Getty’s retreat from its core claims, which accused Stability AI of scraping 12 million images to train Stable Diffusion, likely stems from these US precedents signaling dim prospects for training-based infringement suits, compounded by UK jurisdictional snags over proving where Stability’s training occurred.
Meanwhile, the Disney v. Midjourney case, filed June 11, 2025, looms large. Unlike Getty’s broad image-scraping claims, Disney and Universal zero in on Midjourney’s outputs — near-identical renditions of Darth Vader, Elsa, and the Minions — arguing they’re not transformative enough for fair use.
Precisely on point, the Marin County Bar Association just published my article Why AI Training Should Fall Outside Copyright’s Domain: A Legal Analysis.
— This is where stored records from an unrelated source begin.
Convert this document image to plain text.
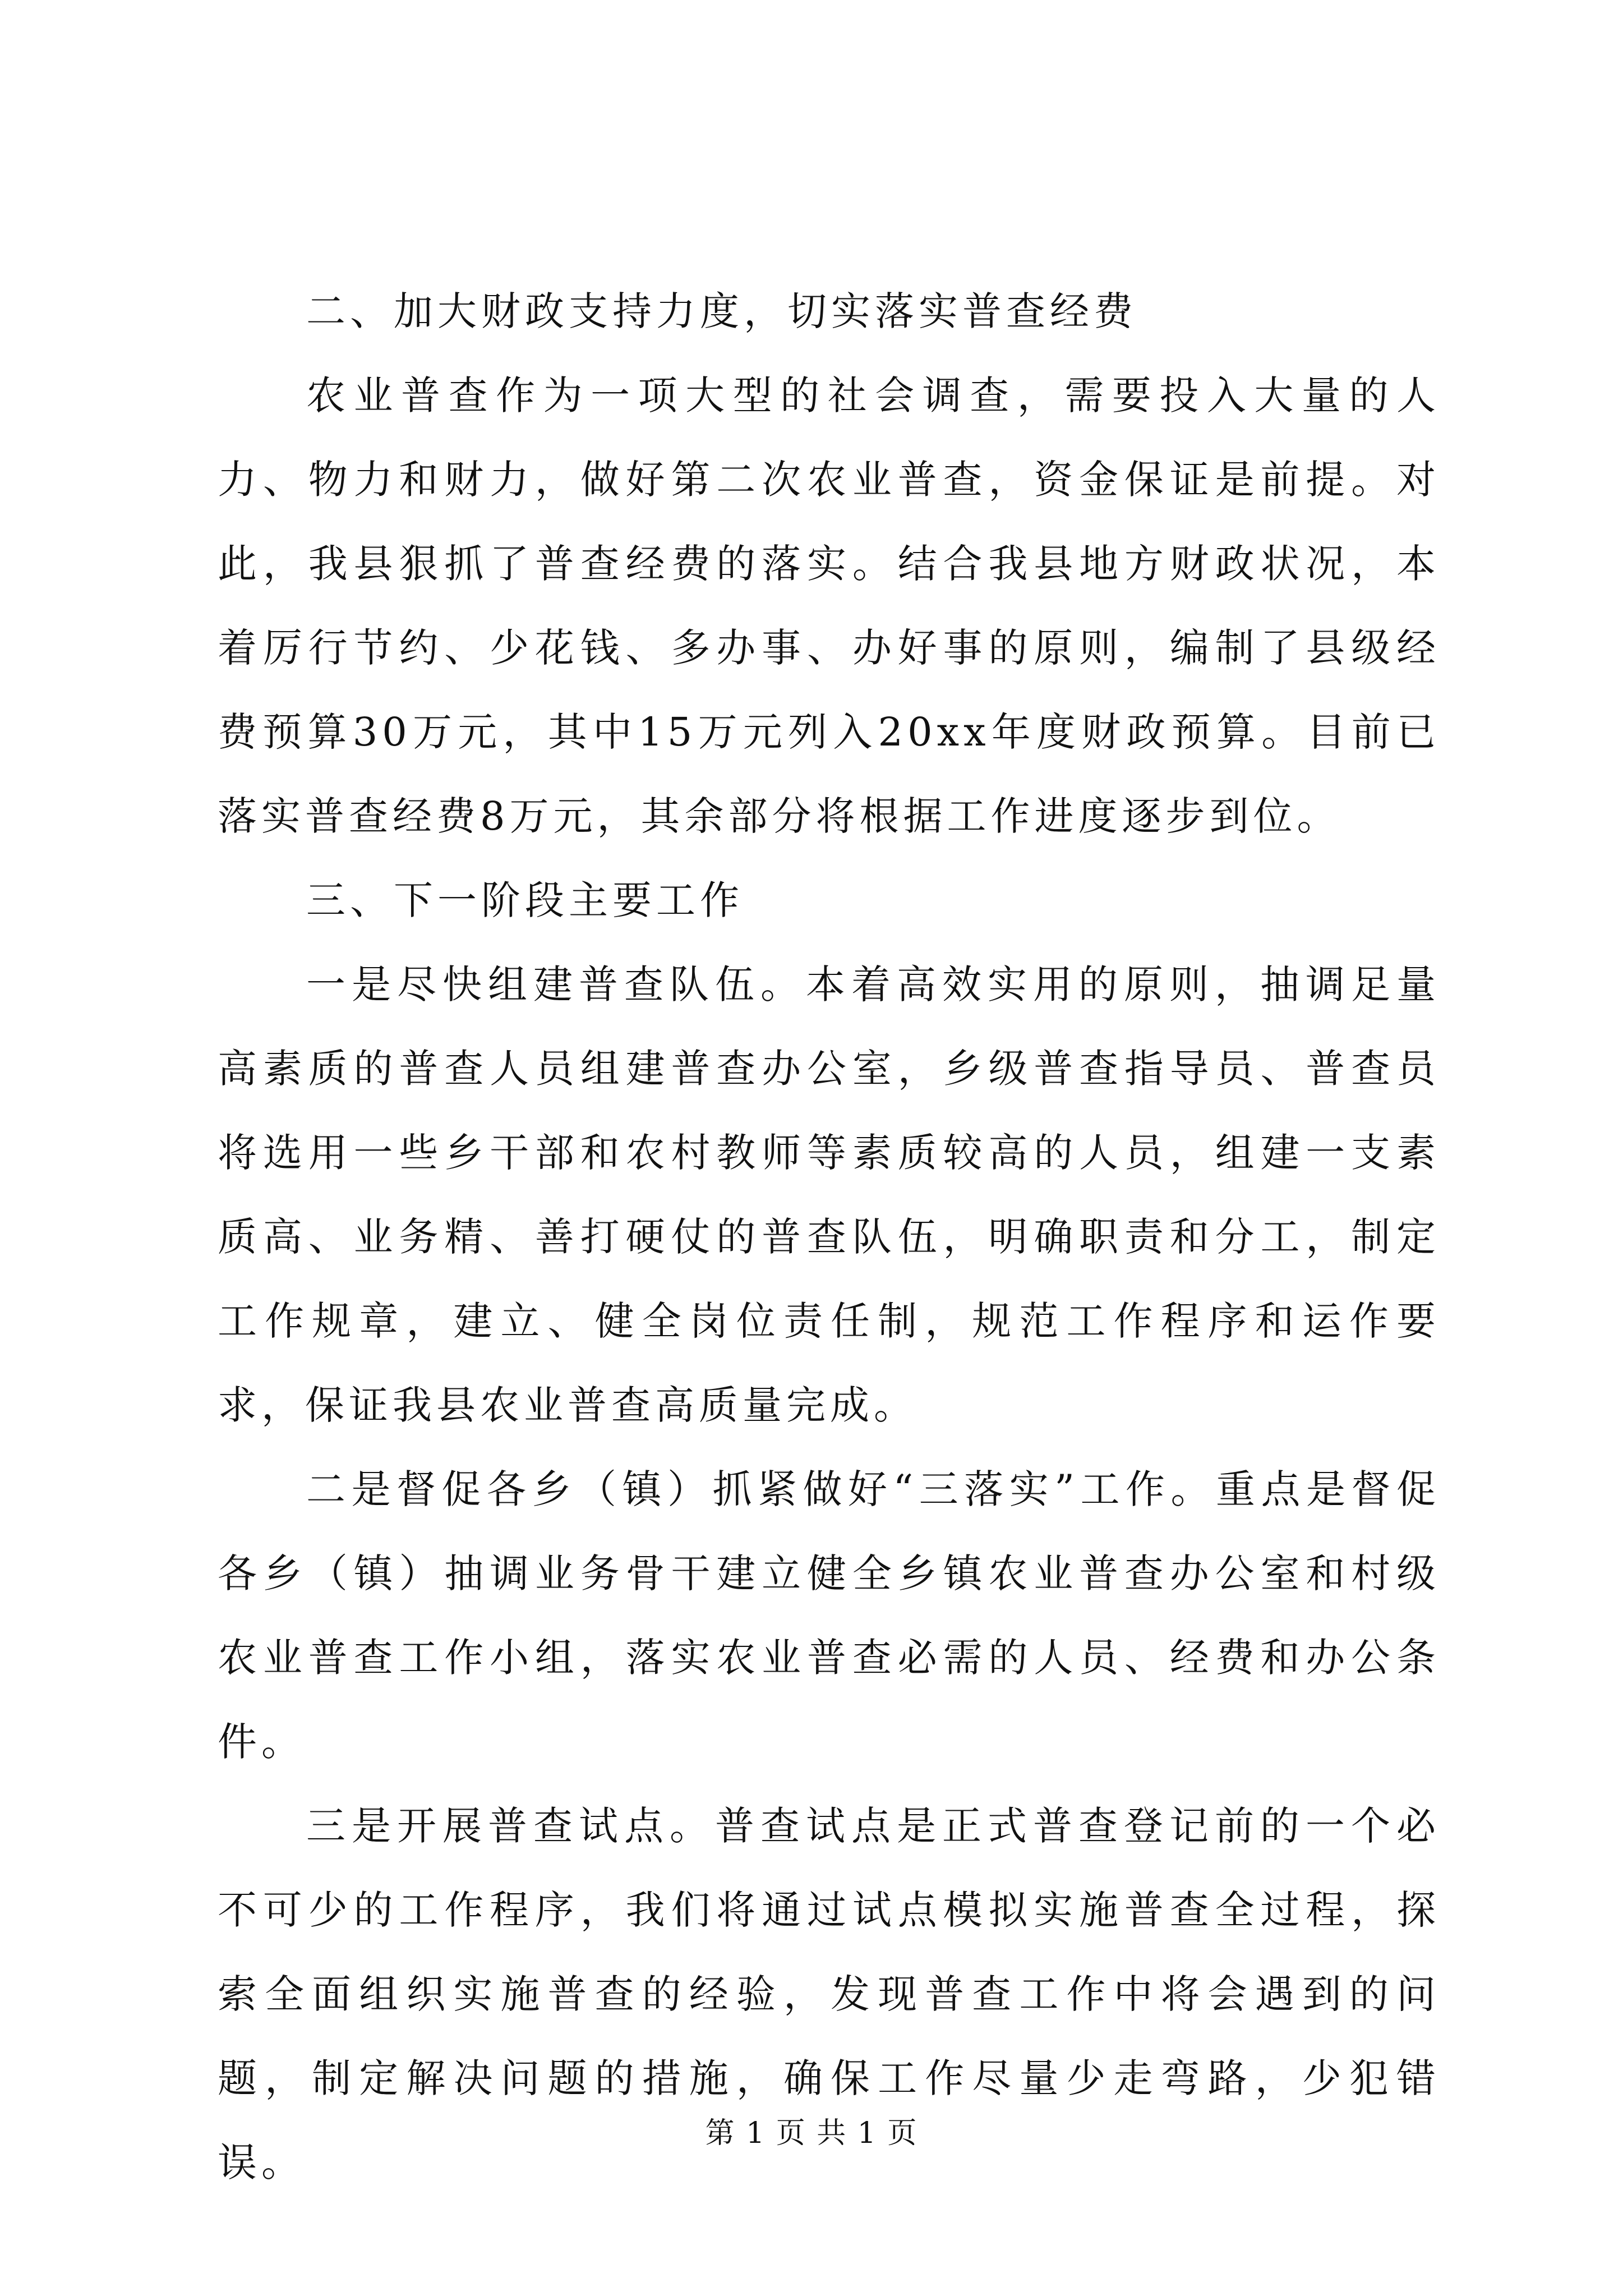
二、加大财政支持力度，切实落实普查经费

农业普查作为一项大型的社会调查，需要投入大量的人力、物力和财力，做好第二次农业普查，资金保证是前提。对此，我县狠抓了普查经费的落实。结合我县地方财政状况，本着厉行节约、少花钱、多办事、办好事的原则，编制了县级经费预算30万元，其中15万元列入20xx年度财政预算。目前已落实普查经费8万元，其余部分将根据工作进度逐步到位。

三、下一阶段主要工作

一是尽快组建普查队伍。本着高效实用的原则，抽调足量高素质的普查人员组建普查办公室，乡级普查指导员、普查员将选用一些乡干部和农村教师等素质较高的人员，组建一支素质高、业务精、善打硬仗的普查队伍，明确职责和分工，制定工作规章，建立、健全岗位责任制，规范工作程序和运作要求，保证我县农业普查高质量完成。

二是督促各乡（镇）抓紧做好“三落实”工作。重点是督促各乡（镇）抽调业务骨干建立健全乡镇农业普查办公室和村级农业普查工作小组，落实农业普查必需的人员、经费和办公条件。

三是开展普查试点。普查试点是正式普查登记前的一个必不可少的工作程序，我们将通过试点模拟实施普查全过程，探索全面组织实施普查的经验，发现普查工作中将会遇到的问题，制定解决问题的措施，确保工作尽量少走弯路，少犯错误。

第 1 页 共 1 页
Available both as an interactive Issu magazine print and plain HTML versions, with validation and guidance from Stanford’s Mark Lemley, it directly anticipates this tide change in courts’ perceptions on training AI on scraped copyrighted works. I argue that AI training in general is transformative and thus fair use, and that the burden of infringement should lie on volitional act of the end user.

These developments are a triumph for AI innovation, affirming that training on copyrighted works can be fair use, while signaling that blatant output mimicry or data piracy won’t slide. As the Disney v. Midjourney and NYT v. OpenAI cases unfold, expect more clarity on balancing creators’ rights with AI’s transformative potential.